Existence of VPTR in subobjects

Question

I have a class 'base' with a virtual destructor and thus a VTable and corresponding VTPR in it, and a class derived from it:

class base {
public:
    virtual ~base() {}
};

class der : base {};

main()
{

    int a = sizeof(base); // = 4 , fine !

    int b = sizeof(der);  // = 4 too ?
}

Now as derived class too is virtual, it'll have a VPTR of its own, but since it also has a subobject of the base class with a VPTR in it, shouldn't the size of the class 'der' be 8 bytes i.e. the size of the VPTR of the class 'der' + size of VPTR of the subobject of class 'base'? (when sizeof(void*) = 4 bytes ).

So basically my question is : When the subobject of class 'base' is made in 'der' does it have a seperate new VPTR ? And if it is so then why its size is not getting added while calculating the size of 'der'?

Can somebody please clarify this.

Answer 1

This is all implementation-specific. But in practice, there will only be one vptr in the derived class; there is no need for two. The whole point of the vptr is it's what gets used to dynamically call the correct override of the virtual function; der objects will simply have a different pointer value to base objects.

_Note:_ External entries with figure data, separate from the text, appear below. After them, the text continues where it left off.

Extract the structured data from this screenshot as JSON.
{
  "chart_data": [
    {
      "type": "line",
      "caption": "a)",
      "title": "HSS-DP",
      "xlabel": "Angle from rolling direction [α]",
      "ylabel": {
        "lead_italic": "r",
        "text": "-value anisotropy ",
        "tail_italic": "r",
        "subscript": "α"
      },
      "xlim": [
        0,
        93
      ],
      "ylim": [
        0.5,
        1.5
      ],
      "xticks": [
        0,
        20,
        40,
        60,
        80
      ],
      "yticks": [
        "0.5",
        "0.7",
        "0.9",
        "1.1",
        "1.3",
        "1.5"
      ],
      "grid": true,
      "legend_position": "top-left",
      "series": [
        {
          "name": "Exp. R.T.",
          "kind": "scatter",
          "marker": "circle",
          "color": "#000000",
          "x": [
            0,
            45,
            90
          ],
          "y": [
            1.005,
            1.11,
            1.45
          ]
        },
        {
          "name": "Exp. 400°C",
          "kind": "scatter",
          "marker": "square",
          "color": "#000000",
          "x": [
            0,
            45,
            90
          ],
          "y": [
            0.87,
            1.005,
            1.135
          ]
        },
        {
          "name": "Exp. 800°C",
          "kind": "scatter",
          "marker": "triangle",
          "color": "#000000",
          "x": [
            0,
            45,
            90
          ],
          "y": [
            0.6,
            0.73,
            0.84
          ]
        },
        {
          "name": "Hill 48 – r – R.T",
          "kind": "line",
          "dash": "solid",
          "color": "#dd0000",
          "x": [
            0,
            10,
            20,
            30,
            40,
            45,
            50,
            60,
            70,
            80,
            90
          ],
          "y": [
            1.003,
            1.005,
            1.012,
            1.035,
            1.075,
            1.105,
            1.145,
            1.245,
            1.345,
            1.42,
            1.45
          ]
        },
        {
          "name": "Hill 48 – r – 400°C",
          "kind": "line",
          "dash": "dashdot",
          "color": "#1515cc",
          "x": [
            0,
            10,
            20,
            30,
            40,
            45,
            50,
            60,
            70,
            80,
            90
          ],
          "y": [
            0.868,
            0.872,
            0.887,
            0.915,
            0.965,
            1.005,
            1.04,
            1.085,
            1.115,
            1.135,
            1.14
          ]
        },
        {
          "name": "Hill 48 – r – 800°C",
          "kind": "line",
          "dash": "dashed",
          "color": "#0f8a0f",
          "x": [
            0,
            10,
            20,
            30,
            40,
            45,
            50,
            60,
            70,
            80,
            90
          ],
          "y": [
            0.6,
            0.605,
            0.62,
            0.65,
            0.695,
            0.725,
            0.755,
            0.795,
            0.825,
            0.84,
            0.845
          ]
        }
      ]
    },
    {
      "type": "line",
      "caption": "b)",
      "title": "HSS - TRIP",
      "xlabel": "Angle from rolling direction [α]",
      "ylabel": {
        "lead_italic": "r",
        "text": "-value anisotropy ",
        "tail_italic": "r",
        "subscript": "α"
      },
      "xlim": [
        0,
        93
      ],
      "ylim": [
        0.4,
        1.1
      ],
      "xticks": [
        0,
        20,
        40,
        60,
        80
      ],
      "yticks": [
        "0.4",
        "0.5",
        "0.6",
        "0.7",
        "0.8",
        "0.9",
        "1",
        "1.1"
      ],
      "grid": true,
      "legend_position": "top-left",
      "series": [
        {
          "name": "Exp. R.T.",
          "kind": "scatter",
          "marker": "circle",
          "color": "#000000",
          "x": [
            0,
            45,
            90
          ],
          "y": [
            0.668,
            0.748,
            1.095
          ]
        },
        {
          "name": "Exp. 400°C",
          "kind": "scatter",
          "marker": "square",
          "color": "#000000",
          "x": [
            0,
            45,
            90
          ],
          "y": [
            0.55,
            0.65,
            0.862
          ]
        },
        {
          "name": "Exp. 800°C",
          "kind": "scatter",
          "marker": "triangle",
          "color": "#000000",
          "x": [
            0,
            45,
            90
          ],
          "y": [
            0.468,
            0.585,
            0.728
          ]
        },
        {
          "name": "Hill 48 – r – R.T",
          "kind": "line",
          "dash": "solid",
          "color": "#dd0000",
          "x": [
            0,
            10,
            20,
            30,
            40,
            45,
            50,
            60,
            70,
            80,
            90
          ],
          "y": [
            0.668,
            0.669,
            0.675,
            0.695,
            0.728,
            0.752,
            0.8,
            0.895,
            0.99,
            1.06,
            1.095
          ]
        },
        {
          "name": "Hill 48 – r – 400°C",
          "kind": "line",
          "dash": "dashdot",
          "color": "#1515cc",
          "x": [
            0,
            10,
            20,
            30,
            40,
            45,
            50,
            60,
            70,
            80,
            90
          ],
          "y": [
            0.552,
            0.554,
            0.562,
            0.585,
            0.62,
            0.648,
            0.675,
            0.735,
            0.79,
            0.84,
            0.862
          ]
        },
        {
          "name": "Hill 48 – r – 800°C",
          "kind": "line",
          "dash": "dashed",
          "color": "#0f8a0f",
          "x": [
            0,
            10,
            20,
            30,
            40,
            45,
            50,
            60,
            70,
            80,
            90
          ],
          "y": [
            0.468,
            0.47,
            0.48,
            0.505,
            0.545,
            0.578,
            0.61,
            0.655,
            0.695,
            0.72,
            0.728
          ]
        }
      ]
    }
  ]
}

[Note: Your example is probably confused by the fact that you are (unintentionally?) using private inheritance, rather than the more typical public inheritance...]

Answer 2

I think you're confusing vtables and vptrs. Each class will have a vtable, and each object will store a pointer to its vtable as the vptr. The vtable is like a static global, it is shared between all instances of the class and thus doesn't take any space in the object.